# Cheap GAS - Mamiya Sekor 528TL



## dinodan (Jul 16, 2008)

In another thread, I described how a Mamiya Sekor 528TL was my first 35mm camera in high school. That got me looking around Ebay, and I discovered a way to satisfy my GAS without spending much money at all. Figuring that my chances of finding one good camera of that age and (let's face it) cheap construction were minimal, I bought two for less than 10 bucks each.

Fortuitously, they seem to be a perfect pair. One has a working shutter, but the lens focus ring is bent (like it was dropped) and the meter is dead (possibly also from said drop). The second camera has a working meter, but the shutter is kaput. Somewhat interestingly, the second camera is stamped "Korea" on the bottom. Late model, perhaps?

So, here's my question. I have the possibility of a fun little project here, which is to combine the two cameras into one functioning unit. Realizing that not much money is at stake, is this something that I, as someone whose entire experience of opening up cameras is confined to loading and unloading film, have the slightest chance of being able to accomplish?

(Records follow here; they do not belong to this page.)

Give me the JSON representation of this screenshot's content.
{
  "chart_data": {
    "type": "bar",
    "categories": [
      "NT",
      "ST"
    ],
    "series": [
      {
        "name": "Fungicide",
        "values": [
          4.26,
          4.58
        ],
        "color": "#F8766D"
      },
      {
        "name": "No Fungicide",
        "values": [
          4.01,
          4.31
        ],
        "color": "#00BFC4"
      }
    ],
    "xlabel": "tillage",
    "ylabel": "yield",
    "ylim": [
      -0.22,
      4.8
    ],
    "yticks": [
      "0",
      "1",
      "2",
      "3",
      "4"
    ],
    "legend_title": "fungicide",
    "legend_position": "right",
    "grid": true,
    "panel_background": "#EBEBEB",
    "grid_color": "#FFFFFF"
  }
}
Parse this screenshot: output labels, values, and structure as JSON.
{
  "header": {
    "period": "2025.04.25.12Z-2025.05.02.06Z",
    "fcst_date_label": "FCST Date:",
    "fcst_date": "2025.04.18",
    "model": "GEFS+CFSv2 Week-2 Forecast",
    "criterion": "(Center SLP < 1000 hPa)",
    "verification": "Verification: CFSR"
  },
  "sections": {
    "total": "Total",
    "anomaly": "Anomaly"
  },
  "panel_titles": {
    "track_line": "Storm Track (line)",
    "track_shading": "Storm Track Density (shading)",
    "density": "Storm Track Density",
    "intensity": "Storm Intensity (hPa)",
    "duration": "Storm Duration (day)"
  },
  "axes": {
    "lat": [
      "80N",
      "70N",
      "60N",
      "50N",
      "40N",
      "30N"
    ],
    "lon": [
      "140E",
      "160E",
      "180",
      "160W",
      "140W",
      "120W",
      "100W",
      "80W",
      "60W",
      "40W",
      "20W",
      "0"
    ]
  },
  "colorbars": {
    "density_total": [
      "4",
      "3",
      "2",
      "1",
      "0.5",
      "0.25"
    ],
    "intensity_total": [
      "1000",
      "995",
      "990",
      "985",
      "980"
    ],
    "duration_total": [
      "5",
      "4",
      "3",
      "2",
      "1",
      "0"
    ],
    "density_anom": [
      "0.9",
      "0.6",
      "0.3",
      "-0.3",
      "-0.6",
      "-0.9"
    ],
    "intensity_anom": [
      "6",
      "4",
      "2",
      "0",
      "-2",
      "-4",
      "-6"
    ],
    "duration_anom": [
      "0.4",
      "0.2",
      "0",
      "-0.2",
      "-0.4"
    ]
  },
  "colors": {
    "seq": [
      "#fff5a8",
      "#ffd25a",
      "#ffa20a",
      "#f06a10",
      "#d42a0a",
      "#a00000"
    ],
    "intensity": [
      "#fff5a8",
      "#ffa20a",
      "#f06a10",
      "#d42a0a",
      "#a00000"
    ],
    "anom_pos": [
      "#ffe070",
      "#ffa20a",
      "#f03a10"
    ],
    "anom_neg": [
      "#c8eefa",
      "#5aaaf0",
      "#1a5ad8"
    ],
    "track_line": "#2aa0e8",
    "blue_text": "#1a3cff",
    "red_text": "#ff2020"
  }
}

I should add that I do have a certain modest level of general mechanical aptitude.

I did just find *this* article, which looks like it will be quite helpful.

DD


----------



## Mitica100 (Jul 16, 2008)

Hey, what have you to lose? I would definitely attempt taking the healthy lens mount ring and put it on the camera with a dead meter. At least you will have a fully functional camera with no meter, which you can actually do without anyway. Just use a hand-held meter.

You might even be able to swap the working meter, if you're careful. 

But first, try to make the frozen shutter go, it might surprise you and come back to life. Open the bottom and try to air blow it, eventually drop a few drops of Naphta onto the gears. Who knows...

Good luck.


----------



## Battou (Jul 17, 2008)

Mitica100 said:


> Hey, what have you to lose? I would definitely attempt taking the healthy lens mount ring and put it on the camera with a dead meter. At least you will have a fully functional camera with no meter, which you can actually do without anyway. Just use a hand-held meter.
> 
> You might even be able to swap the working meter, if you're careful.
> 
> ...



My frozen shutter freed up, sadly comming back to life was not on it's adgenda.....


----------